I don’t mean to say that I think the rats should run the city, though I have no doubt they’d do a good job of it. What I mean to say is that the rats of any big city are part of the city’s ecosystem, generations and generations of them have lived, died, and flourished in the metropolitan environment, it’s the only home they know. To exterminate the rat population of a major city would be to destroy a part of that city’s essence, because, whether you like it or not, it’s as much the rats’ city as it is ours. So I’m sorry if your city-dwelling Siberian Husky contracted leptospirosis from drinking out of a puddle contaminated with rat urine, but the rats were here before your dog was, and I can assure you they’ll be here long after.
I learned early on the benign nature of the rat when I was gifted one myself as a pet. Her name was Ella and she was a gentle soul who was kind enough to share her yogurt treats with me whenever I wanted one, which was quite often.
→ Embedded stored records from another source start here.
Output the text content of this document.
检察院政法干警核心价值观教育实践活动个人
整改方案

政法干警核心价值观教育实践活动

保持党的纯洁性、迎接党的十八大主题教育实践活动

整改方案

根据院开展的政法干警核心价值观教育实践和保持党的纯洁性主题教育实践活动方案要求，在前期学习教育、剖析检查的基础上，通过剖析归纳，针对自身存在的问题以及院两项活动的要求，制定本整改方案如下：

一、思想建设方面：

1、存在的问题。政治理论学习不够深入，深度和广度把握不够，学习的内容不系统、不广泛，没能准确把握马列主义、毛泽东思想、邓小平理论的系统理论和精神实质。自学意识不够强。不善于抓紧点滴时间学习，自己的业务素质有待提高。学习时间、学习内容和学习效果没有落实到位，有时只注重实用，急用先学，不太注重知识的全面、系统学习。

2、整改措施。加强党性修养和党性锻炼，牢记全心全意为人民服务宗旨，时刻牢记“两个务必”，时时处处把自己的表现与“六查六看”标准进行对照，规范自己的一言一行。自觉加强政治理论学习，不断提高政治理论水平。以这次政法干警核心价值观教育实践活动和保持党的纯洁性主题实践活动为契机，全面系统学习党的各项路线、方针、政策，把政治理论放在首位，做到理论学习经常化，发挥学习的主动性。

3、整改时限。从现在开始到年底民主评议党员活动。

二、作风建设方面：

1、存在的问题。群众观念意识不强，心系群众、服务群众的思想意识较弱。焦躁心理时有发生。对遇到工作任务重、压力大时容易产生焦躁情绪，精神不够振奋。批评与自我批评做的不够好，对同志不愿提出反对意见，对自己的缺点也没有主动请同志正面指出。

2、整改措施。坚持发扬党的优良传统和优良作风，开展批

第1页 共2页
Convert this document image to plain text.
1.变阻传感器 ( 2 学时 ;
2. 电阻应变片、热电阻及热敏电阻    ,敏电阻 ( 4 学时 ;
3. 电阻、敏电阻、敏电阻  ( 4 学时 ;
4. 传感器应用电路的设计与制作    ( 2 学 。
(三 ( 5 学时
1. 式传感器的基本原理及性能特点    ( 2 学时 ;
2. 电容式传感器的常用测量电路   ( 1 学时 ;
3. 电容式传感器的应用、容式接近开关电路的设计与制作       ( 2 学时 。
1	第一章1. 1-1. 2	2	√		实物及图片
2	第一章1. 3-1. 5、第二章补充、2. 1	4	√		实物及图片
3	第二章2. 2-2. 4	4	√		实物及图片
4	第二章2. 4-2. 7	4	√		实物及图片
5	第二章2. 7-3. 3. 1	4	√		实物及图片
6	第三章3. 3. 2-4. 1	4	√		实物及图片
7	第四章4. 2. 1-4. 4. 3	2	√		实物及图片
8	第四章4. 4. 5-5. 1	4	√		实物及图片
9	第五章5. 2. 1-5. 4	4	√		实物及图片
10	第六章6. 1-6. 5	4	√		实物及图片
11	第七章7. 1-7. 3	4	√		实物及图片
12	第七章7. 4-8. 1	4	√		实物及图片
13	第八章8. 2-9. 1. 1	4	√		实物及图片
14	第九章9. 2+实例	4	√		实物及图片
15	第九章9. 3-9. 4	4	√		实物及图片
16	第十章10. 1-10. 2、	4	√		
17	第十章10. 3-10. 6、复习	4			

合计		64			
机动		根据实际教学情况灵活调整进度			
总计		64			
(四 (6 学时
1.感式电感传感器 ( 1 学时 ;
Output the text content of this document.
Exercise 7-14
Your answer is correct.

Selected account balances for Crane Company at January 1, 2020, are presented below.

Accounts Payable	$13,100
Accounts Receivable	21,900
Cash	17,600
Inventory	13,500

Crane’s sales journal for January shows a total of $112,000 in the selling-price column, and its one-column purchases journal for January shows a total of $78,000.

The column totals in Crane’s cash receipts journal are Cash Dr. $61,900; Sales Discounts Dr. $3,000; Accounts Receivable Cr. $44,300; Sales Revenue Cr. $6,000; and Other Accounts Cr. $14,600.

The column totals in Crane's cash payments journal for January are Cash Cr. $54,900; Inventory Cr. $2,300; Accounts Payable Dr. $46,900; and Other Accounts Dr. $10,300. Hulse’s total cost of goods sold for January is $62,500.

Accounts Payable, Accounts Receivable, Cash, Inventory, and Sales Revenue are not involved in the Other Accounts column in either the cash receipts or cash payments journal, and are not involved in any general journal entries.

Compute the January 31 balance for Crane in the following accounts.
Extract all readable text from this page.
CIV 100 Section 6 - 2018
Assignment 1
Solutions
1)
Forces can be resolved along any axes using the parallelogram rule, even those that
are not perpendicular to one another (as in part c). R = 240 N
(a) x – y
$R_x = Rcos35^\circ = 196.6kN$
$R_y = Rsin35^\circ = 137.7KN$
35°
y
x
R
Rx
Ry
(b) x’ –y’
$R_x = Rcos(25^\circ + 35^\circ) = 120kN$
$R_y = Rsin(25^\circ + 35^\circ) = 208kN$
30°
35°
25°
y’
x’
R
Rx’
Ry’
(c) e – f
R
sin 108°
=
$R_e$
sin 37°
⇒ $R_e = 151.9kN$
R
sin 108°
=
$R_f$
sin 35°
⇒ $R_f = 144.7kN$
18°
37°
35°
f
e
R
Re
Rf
I like to think I gave Ella a happy and healthy life inside her cage in my childhood bedroom, a simple life, perhaps, but a happy life nonetheless. Whenever I tell people I used to have a rat as a pet they usually tend to stick up their noses at me and claim that they would never have such a beast as a pet, as if they aren’t waging war against science and nature itself on a quest to get their hands on made-up animals like French Bulldogs and Labradoodles. Perhaps refusing to see the beauty in the abject is another folly of ours.
Oh Ella…
beautiful post. rats are divine little trash angels and we should give them more respect.